A word of advice if, like me, you're haphazardly researching your family tree: if you email yourself a link, or snap a screenshot of a website, add a note as to why. I'm looking at a link to an old newspaper I emailed myself some months ago, and trying to figure out if the item of interest was the obituary with the huge list of mourners and mass card givers, or if the paper itself was of interest and this just happens to be a convenient jump-off point to get to it...

October 11
Watched Enemy of the State on Netflix (I think this is about the second thing I've watched since I subscribed some months ago...) and it's really funny to see how much of this movie could be run as-is today without altering it. Sure, you'd have to update the cellphones to something more modern, and the only reference to the Internet I noticed was Gene Hackman's character mentioning email exactly once, but still. A surprisingly topical movie given that it predates the WTC attacks, the PATRIOT act, etc.

October 9
Shiny new 2TB drive added to replace the dead 250GB one. Slightly alarmingly, the Drobo started flashing all LEDs at me, but it appears this is telling me it's rebuilding the array to take advantage of the upgrade in available space.


October 5
Hmm.

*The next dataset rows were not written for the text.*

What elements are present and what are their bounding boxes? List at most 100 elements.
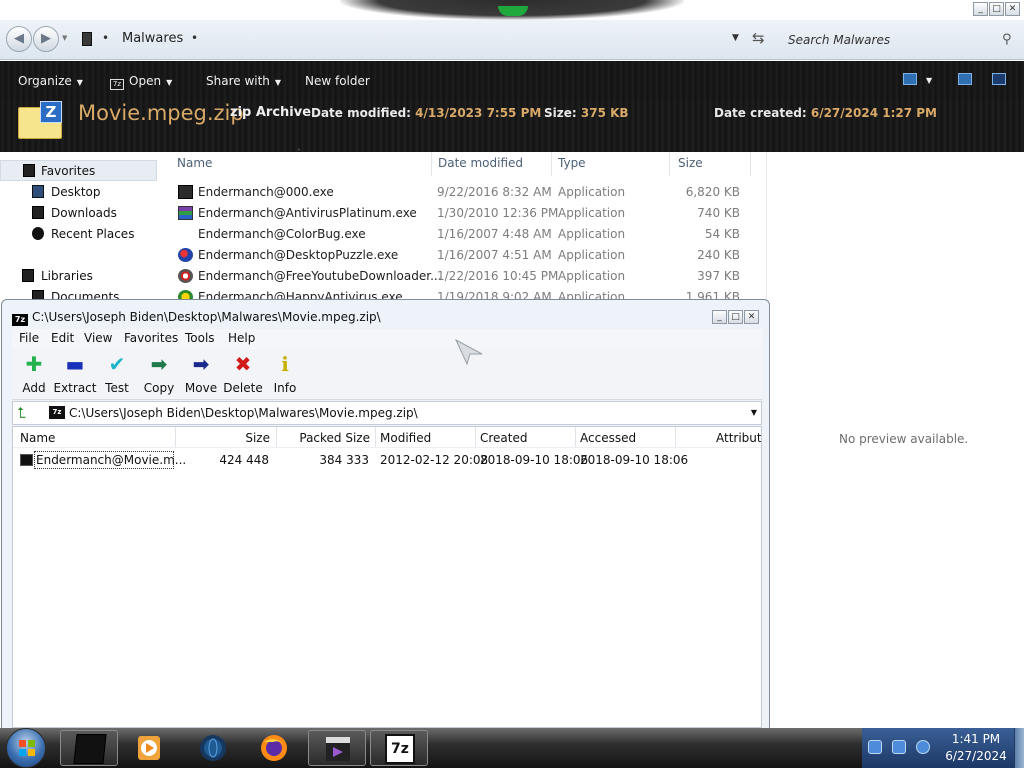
menu-favorites[interactable]: Favorites xyxy=(124,331,178,345)
open-button[interactable]: 7z Open ▼ xyxy=(110,74,172,90)
file-row[interactable]: Endermanch@DesktopPuzzle.exe 1/16/2007 4… xyxy=(170,245,760,266)
extract-button[interactable]: ▬ Extract xyxy=(53,351,97,397)
clock-date[interactable]: 6/27/2024 xyxy=(940,749,1012,763)
column-divider[interactable] xyxy=(375,427,376,447)
size-detail: Size: 375 KB xyxy=(544,106,629,120)
refresh-icon[interactable]: ⇆ xyxy=(752,29,765,47)
volume-icon[interactable] xyxy=(916,740,930,754)
add-button[interactable]: ✚ Add xyxy=(12,351,56,397)
column-header-size[interactable]: Size xyxy=(678,156,703,170)
nav-item-libraries[interactable]: Libraries xyxy=(0,266,157,287)
clock-time[interactable]: 1:41 PM xyxy=(948,732,1004,746)
column-divider[interactable] xyxy=(675,427,676,447)
file-row[interactable]: Endermanch@000.exe 9/22/2016 8:32 AM App… xyxy=(170,182,760,203)
column-header-packed-size[interactable]: Packed Size xyxy=(276,431,370,445)
move-button[interactable]: ➡ Move xyxy=(179,351,223,397)
breadcrumb-malwares[interactable]: Malwares xyxy=(122,31,183,46)
change-view-icon[interactable] xyxy=(903,73,917,85)
start-button[interactable] xyxy=(6,728,46,768)
network-icon[interactable] xyxy=(868,740,882,754)
column-header-type[interactable]: Type xyxy=(558,156,586,170)
nav-item-label: Recent Places xyxy=(51,227,135,241)
taskbar-explorer-button[interactable] xyxy=(60,730,118,766)
path-dropdown-icon[interactable]: ▼ xyxy=(751,408,757,417)
nav-item-label: Favorites xyxy=(41,164,96,178)
file-type: Application xyxy=(558,269,626,283)
show-desktop-button[interactable] xyxy=(1014,728,1024,768)
maximize-button[interactable]: □ xyxy=(989,2,1004,16)
archive-row[interactable]: Endermanch@Movie.m... 424 448 384 333 20… xyxy=(13,450,761,470)
menu-edit[interactable]: Edit xyxy=(51,331,74,345)
close-button[interactable]: ✕ xyxy=(744,310,759,324)
breadcrumb-separator[interactable]: • xyxy=(191,31,198,45)
minimize-button[interactable]: _ xyxy=(973,2,988,16)
column-header-name[interactable]: Name xyxy=(177,156,212,170)
help-icon[interactable] xyxy=(992,73,1006,85)
extract-icon: ▬ xyxy=(65,352,85,376)
executable-icon xyxy=(20,454,33,466)
column-header-size[interactable]: Size xyxy=(175,431,270,445)
breadcrumb-separator[interactable]: • xyxy=(102,31,109,45)
column-divider[interactable] xyxy=(551,152,552,176)
copy-icon: ➡ xyxy=(150,352,168,376)
column-divider[interactable] xyxy=(669,152,670,176)
taskbar-firefox-button[interactable] xyxy=(245,730,303,766)
column-divider[interactable] xyxy=(575,427,576,447)
menu-view[interactable]: View xyxy=(84,331,112,345)
file-size: 240 KB xyxy=(697,248,740,262)
search-icon[interactable]: ⚲ xyxy=(1002,32,1012,47)
file-row[interactable]: Endermanch@ColorBug.exe 1/16/2007 4:48 A… xyxy=(170,224,760,245)
column-divider[interactable] xyxy=(475,427,476,447)
share-with-button[interactable]: Share with ▼ xyxy=(206,74,281,88)
nav-item-desktop[interactable]: Desktop xyxy=(0,182,157,203)
menu-file[interactable]: File xyxy=(19,331,39,345)
nav-item-favorites[interactable]: Favorites xyxy=(0,160,157,181)
column-header-date-modified[interactable]: Date modified xyxy=(438,156,523,170)
info-button[interactable]: i Info xyxy=(263,351,307,397)
date-created-value: 6/27/2024 1:27 PM xyxy=(810,106,937,120)
display-icon[interactable] xyxy=(892,740,906,754)
organize-button[interactable]: Organize ▼ xyxy=(18,74,83,88)
sevenzip-title-bar[interactable]: 7z C:\Users\Joseph Biden\Desktop\Malwares… xyxy=(12,310,381,326)
address-dropdown-icon[interactable]: ▼ xyxy=(732,33,739,43)
column-header-accessed[interactable]: Accessed xyxy=(580,431,636,445)
minimize-button[interactable]: _ xyxy=(712,310,727,324)
test-button[interactable]: ✔ Test xyxy=(95,351,139,397)
menu-tools[interactable]: Tools xyxy=(185,331,215,345)
search-input[interactable] xyxy=(782,28,1020,52)
delete-button[interactable]: ✖ Delete xyxy=(221,351,265,397)
close-button[interactable]: ✕ xyxy=(1005,2,1020,16)
nav-item-recent-places[interactable]: Recent Places xyxy=(0,224,157,245)
column-header-name[interactable]: Name xyxy=(20,431,55,445)
view-dropdown-icon[interactable]: ▼ xyxy=(926,76,932,85)
taskbar-media-player-button[interactable] xyxy=(120,730,178,766)
file-size: 6,820 KB xyxy=(685,185,740,199)
column-header-attributes[interactable]: Attributes xyxy=(716,431,761,445)
nav-item-downloads[interactable]: Downloads xyxy=(0,203,157,224)
file-row[interactable]: Endermanch@AntivirusPlatinum.exe 1/30/20… xyxy=(170,203,760,224)
column-header-created[interactable]: Created xyxy=(480,431,528,445)
explorer-caption-buttons: _ □ ✕ xyxy=(973,2,1020,17)
preview-pane-icon[interactable] xyxy=(958,73,972,85)
nav-item-label: Libraries xyxy=(41,269,93,283)
new-folder-button[interactable]: New folder xyxy=(305,74,370,88)
column-divider[interactable] xyxy=(431,152,432,176)
back-button[interactable]: ◀ xyxy=(6,26,32,52)
menu-help[interactable]: Help xyxy=(228,331,255,345)
file-row[interactable]: Endermanch@FreeYoutubeDownloader... 1/22… xyxy=(170,266,760,287)
recent-pages-dropdown-icon[interactable]: ▼ xyxy=(62,34,67,42)
archive-item-accessed: 2018-09-10 18:06 xyxy=(580,453,689,467)
column-divider[interactable] xyxy=(750,152,751,176)
taskbar-7zip-button[interactable]: 7z xyxy=(370,730,428,766)
taskbar-movie-maker-button[interactable] xyxy=(308,730,366,766)
column-header-modified[interactable]: Modified xyxy=(380,431,431,445)
details-pane: Z Movie.mpeg.zip zip Archive Date modifi… xyxy=(0,101,1024,152)
path-input[interactable]: C:\Users\Joseph Biden\Desktop\Malwares\M… xyxy=(69,406,418,420)
winrar-icon xyxy=(178,206,193,220)
forward-button[interactable]: ▶ xyxy=(33,26,59,52)
taskbar-browser-button[interactable] xyxy=(184,730,242,766)
folder-up-icon[interactable]: ⮤ xyxy=(17,404,26,422)
sevenzip-caption-buttons: _ □ ✕ xyxy=(712,310,759,324)
maximize-button[interactable]: □ xyxy=(728,310,743,324)
copy-button[interactable]: ➡ Copy xyxy=(137,351,181,397)
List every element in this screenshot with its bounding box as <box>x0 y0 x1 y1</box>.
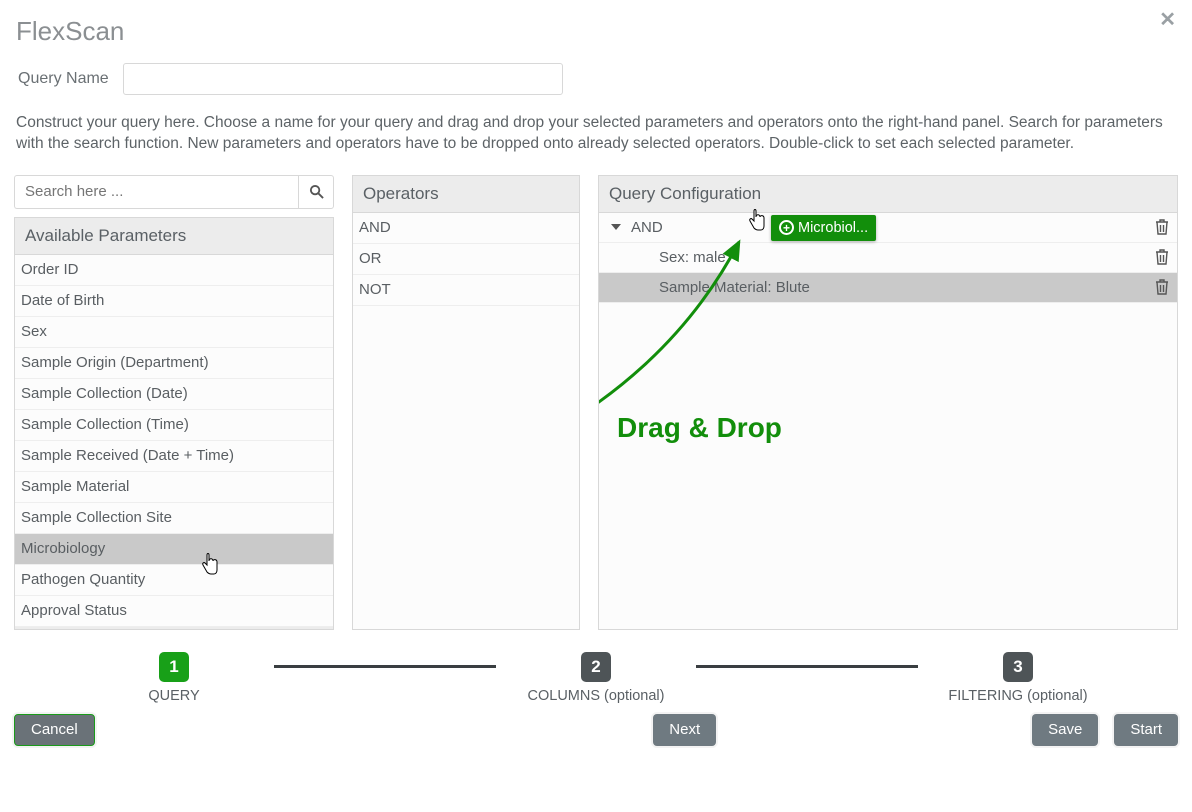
caret-down-icon[interactable] <box>611 224 621 230</box>
operators-panel-title: Operators <box>353 176 579 213</box>
operators-list: AND OR NOT <box>353 213 579 629</box>
trash-icon <box>1155 219 1169 235</box>
query-node-label: Sample Material: Blute <box>607 279 810 296</box>
drag-chip-label: Microbiol... <box>798 220 868 236</box>
query-node-label: Sex: male <box>607 249 726 266</box>
query-tree[interactable]: AND Sex: male Sample Material: Blute <box>599 213 1177 303</box>
parameter-item[interactable]: Sample Origin (Department) <box>15 348 333 379</box>
query-node-child[interactable]: Sex: male <box>599 243 1177 273</box>
query-node-label: AND <box>631 219 663 236</box>
next-button[interactable]: Next <box>653 714 716 746</box>
parameter-item[interactable]: Sample Collection Site <box>15 503 333 534</box>
delete-node-button[interactable] <box>1155 279 1169 295</box>
parameters-panel-title: Available Parameters <box>15 218 333 255</box>
trash-icon <box>1155 249 1169 265</box>
search-icon <box>309 184 324 199</box>
query-name-input[interactable] <box>123 63 563 95</box>
parameter-item[interactable]: Pathogen Quantity <box>15 565 333 596</box>
drag-drop-annotation: Drag & Drop <box>617 412 782 444</box>
parameter-item[interactable]: Approval Status <box>15 596 333 627</box>
delete-node-button[interactable] <box>1155 249 1169 265</box>
step-divider <box>274 665 496 668</box>
parameter-item-microbiology[interactable]: Microbiology <box>15 534 333 565</box>
parameter-item[interactable]: Sample Collection (Time) <box>15 410 333 441</box>
cancel-button[interactable]: Cancel <box>14 714 95 746</box>
parameter-item[interactable]: Order ID <box>15 255 333 286</box>
step-filtering[interactable]: 3 FILTERING (optional) <box>918 652 1118 704</box>
config-panel-title: Query Configuration <box>599 176 1177 213</box>
step-number: 1 <box>159 652 189 682</box>
parameters-more[interactable]: More (in alphabetical order) <box>15 627 333 629</box>
step-query[interactable]: 1 QUERY <box>74 652 274 704</box>
trash-icon <box>1155 279 1169 295</box>
parameter-item[interactable]: Sex <box>15 317 333 348</box>
start-button[interactable]: Start <box>1114 714 1178 746</box>
page-title: FlexScan <box>16 16 1178 47</box>
step-label: COLUMNS (optional) <box>528 688 665 704</box>
save-button[interactable]: Save <box>1032 714 1098 746</box>
step-number: 2 <box>581 652 611 682</box>
step-columns[interactable]: 2 COLUMNS (optional) <box>496 652 696 704</box>
parameter-item[interactable]: Sample Collection (Date) <box>15 379 333 410</box>
query-node-root[interactable]: AND <box>599 213 1177 243</box>
step-label: FILTERING (optional) <box>948 688 1087 704</box>
parameters-list[interactable]: Order ID Date of Birth Sex Sample Origin… <box>15 255 333 629</box>
parameter-item[interactable]: Date of Birth <box>15 286 333 317</box>
operator-or[interactable]: OR <box>353 244 579 275</box>
step-label: QUERY <box>148 688 199 704</box>
close-icon[interactable]: ✕ <box>1159 10 1176 30</box>
instructions-text: Construct your query here. Choose a name… <box>16 113 1178 155</box>
parameter-item[interactable]: Sample Material <box>15 472 333 503</box>
step-divider <box>696 665 918 668</box>
operator-and[interactable]: AND <box>353 213 579 244</box>
search-input[interactable] <box>14 175 298 209</box>
query-node-child[interactable]: Sample Material: Blute <box>599 273 1177 303</box>
plus-circle-icon: + <box>779 220 794 235</box>
search-button[interactable] <box>298 175 334 209</box>
step-indicator: 1 QUERY 2 COLUMNS (optional) 3 FILTERING… <box>14 652 1178 704</box>
step-number: 3 <box>1003 652 1033 682</box>
query-name-label: Query Name <box>18 70 109 88</box>
operator-not[interactable]: NOT <box>353 275 579 306</box>
delete-node-button[interactable] <box>1155 219 1169 235</box>
parameter-item[interactable]: Sample Received (Date + Time) <box>15 441 333 472</box>
drag-chip: + Microbiol... <box>771 215 876 241</box>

I appear to have some class of performance problem:
Oct 3 04:29:18 zippy.local com.apple.backupd[41286]: Copied 24.5 MB of 16.33 GB, 128138 of 352390 items
Oct 3 07:29:18 zippy.local com.apple.backupd[41286]: Copied 81.8 MB of 16.33 GB, 128140 of 352390 items
Oct 3 08:29:24 zippy.local com.apple.backupd[41286]: Copied 82.2 MB of 16.33 GB, 128142 of 352390 items
Oct 3 11:29:19 zippy.local com.apple.backupd[41286]: Copied 82.4 MB of 16.33 GB, 128144 of 352390 items
Oct 4 08:29:17 zippy.local com.apple.backupd[41286]: Copied 82.5 MB of 16.33 GB, 128159 of 352390 items
Oct 5 02:29:12 zippy.local com.apple.backupd[41286]: Copied 82.6 MB of 16.33 GB, 128184 of 352390 items


Ah, interesting. It looks like one of the drives in my Drobo unit died, which appears to have impacted its capacity somewhat negatively. I discovered this by firing up the dashboard, which wasn't running, as the Drobo is located in such a way that the currently-red LED which would have tipped me off to this failure is facing the wall rather than, well, me. Also, the regular monitoring wasn't working, so no software-based alerts either. Sheesh. And when I fired up the dahsboard, it wanted to update itself and install some Java. And now I have the updated dashboard, post-reboot, and it wants to update itself again... some days these tools are more trouble than anything else. Anyway, time to replace that drive, I guess.

October 4
Beautiful Creatures seems like the sort of movie the Twilight saga aspires to - supernatural powers as a cipher for adolescence, fine, but clever dialogue, intelligent characters, and so many other things done right that the vampire series just seemed to flounder with. Also, lead actor looks like the offspring of Johnny Depp and John Cusack, so in my opinion he'll do well (assuming he doesn't explode in a ball of self-destruction first).